The method of claim 8,
The second object of interest is,
Intelligent voice information providing system is determined based on the distance to the first object of interest.

The method of claim 9,
The second object of interest is,
The intelligent voice information providing system is further determined based on the attributes of the object of interest located in the target space.

The method of claim 1,
When the subspace of the target space is related to the content of the voice query, the answer is generated using the location of the subspace,
The location of the subspace searches for the object of interest associated with the subspace, and is determined based on the found object of interest.

The method of claim 11,
And the location of the subspace is a center coordinate with respect to the found location of the object of interest.

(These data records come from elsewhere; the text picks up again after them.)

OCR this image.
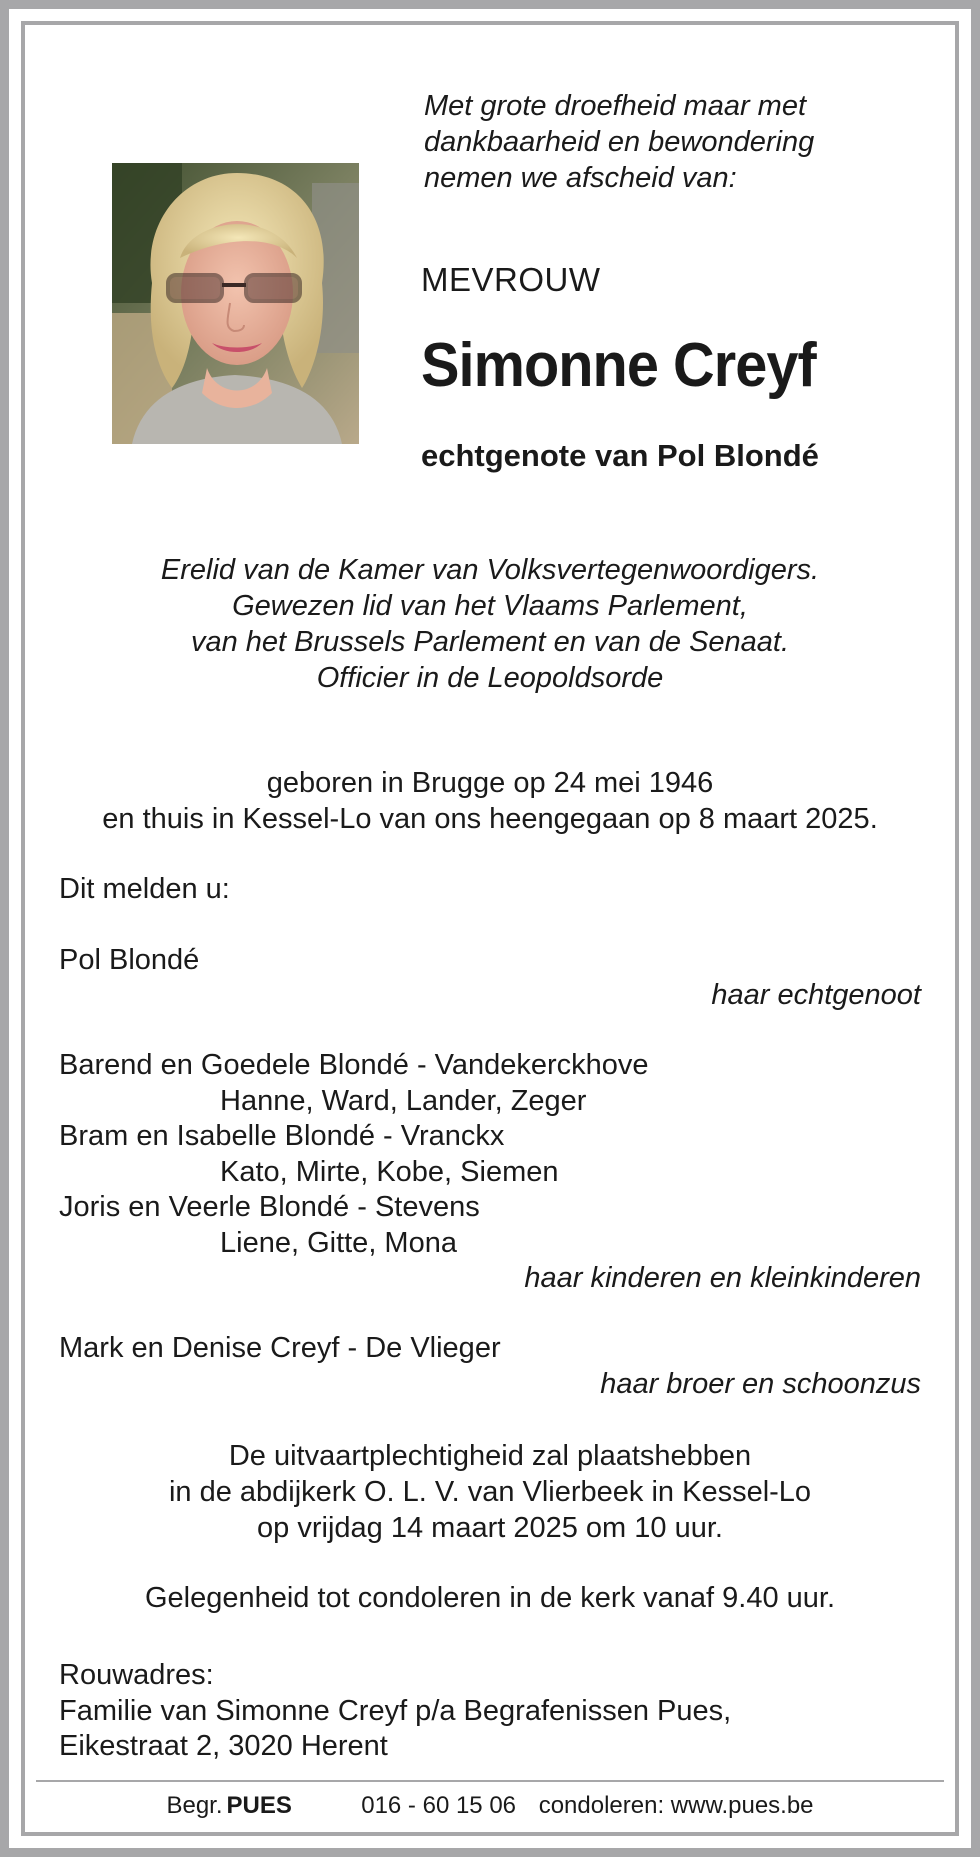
Met grote droefheid maar met
dankbaarheid en bewondering
nemen we afscheid van:
MEVROUW
Simonne Creyf
echtgenote van Pol Blondé
Erelid van de Kamer van Volksvertegenwoordigers.
Gewezen lid van het Vlaams Parlement,
van het Brussels Parlement en van de Senaat.
Officier in de Leopoldsorde
geboren in Brugge op 24 mei 1946
en thuis in Kessel-Lo van ons heengegaan op 8 maart 2025.
Dit melden u:
Pol Blondé
haar echtgenoot
Barend en Goedele Blondé - Vandekerckhove
Hanne, Ward, Lander, Zeger
Bram en Isabelle Blondé - Vranckx
Kato, Mirte, Kobe, Siemen
Joris en Veerle Blondé - Stevens
Liene, Gitte, Mona
haar kinderen en kleinkinderen
Mark en Denise Creyf - De Vlieger
haar broer en schoonzus
De uitvaartplechtigheid zal plaatshebben
in de abdijkerk O. L. V. van Vlierbeek in Kessel-Lo
op vrijdag 14 maart 2025 om 10 uur.
Gelegenheid tot condoleren in de kerk vanaf 9.40 uur.
Rouwadres:
Familie van Simonne Creyf p/a Begrafenissen Pues,
Eikestraat 2, 3020 Herent
Begr. PUES	016 - 60 15 06 condoleren: www.pues.be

An intelligent voice information providing method performed by an intelligent voice information providing system,
Obtaining a first spatial context in which the object of interest included in the target space is shaped as a node;
Calculating a location of a user located in the target space;
Combining a location of the user with the first spatial context to create a second spatial context; And
When receiving a voice query associated with the target space, generating an answer corresponding to the voice query based on the second spatial context,
Creating the second spatial context,
Shaping the user into a user node based on the user location; And
And including the user node in the first spatial context.

The method of claim 13,
Acquiring the first spatial context,
Obtaining raw image information of the target space;
Analyzing the raw image information and shaping an object of interest located in the target space into an object of interest node; And
And generating a first spatial context including a connection line connecting the object of interest node and the object of interest node.

The method of claim 14,
Analyzing the raw image information and shaping the object of interest located in the target space into an object of interest node,
Reconstructing a three-dimensional space, the basic target area on the basis of the source image information;
Recognizing an object of interest included in the three-dimensional basic space;
Indexing the recognized object of interest; And
Shaping the indexed object into an object of interest node.

The method of claim 15,
Analyzing the raw image information and shaping the object of interest located in the target space into an object of interest node,
Dividing the three-dimensional basic space into segments containing a single object of interest; And
And applying a spatial shape corresponding to the single object of interest to the segment.

delete

The method of claim 13,
Creating the second spatial context,
Setting the user node as a starting point; And
And generating a connection line connecting each node so as not to pass through another node.

The method of claim 13,
Generating an answer corresponding to the voice query using the second spatial context,
Analyzing the contents of the voice query and requesting necessary information;
Searching for a node included in the second spatial context in response to the request;
Generating and returning necessary information based on the search result; And
Intelligent voice information providing method comprising the step of generating an answer using the returned necessary information.

A computer readable recording medium storing instructions, wherein when the instructions are executed, the processor performs the intelligent voice information providing method according to any one of claims 13 to 16, 18 and 19. Computer-readable recording medium.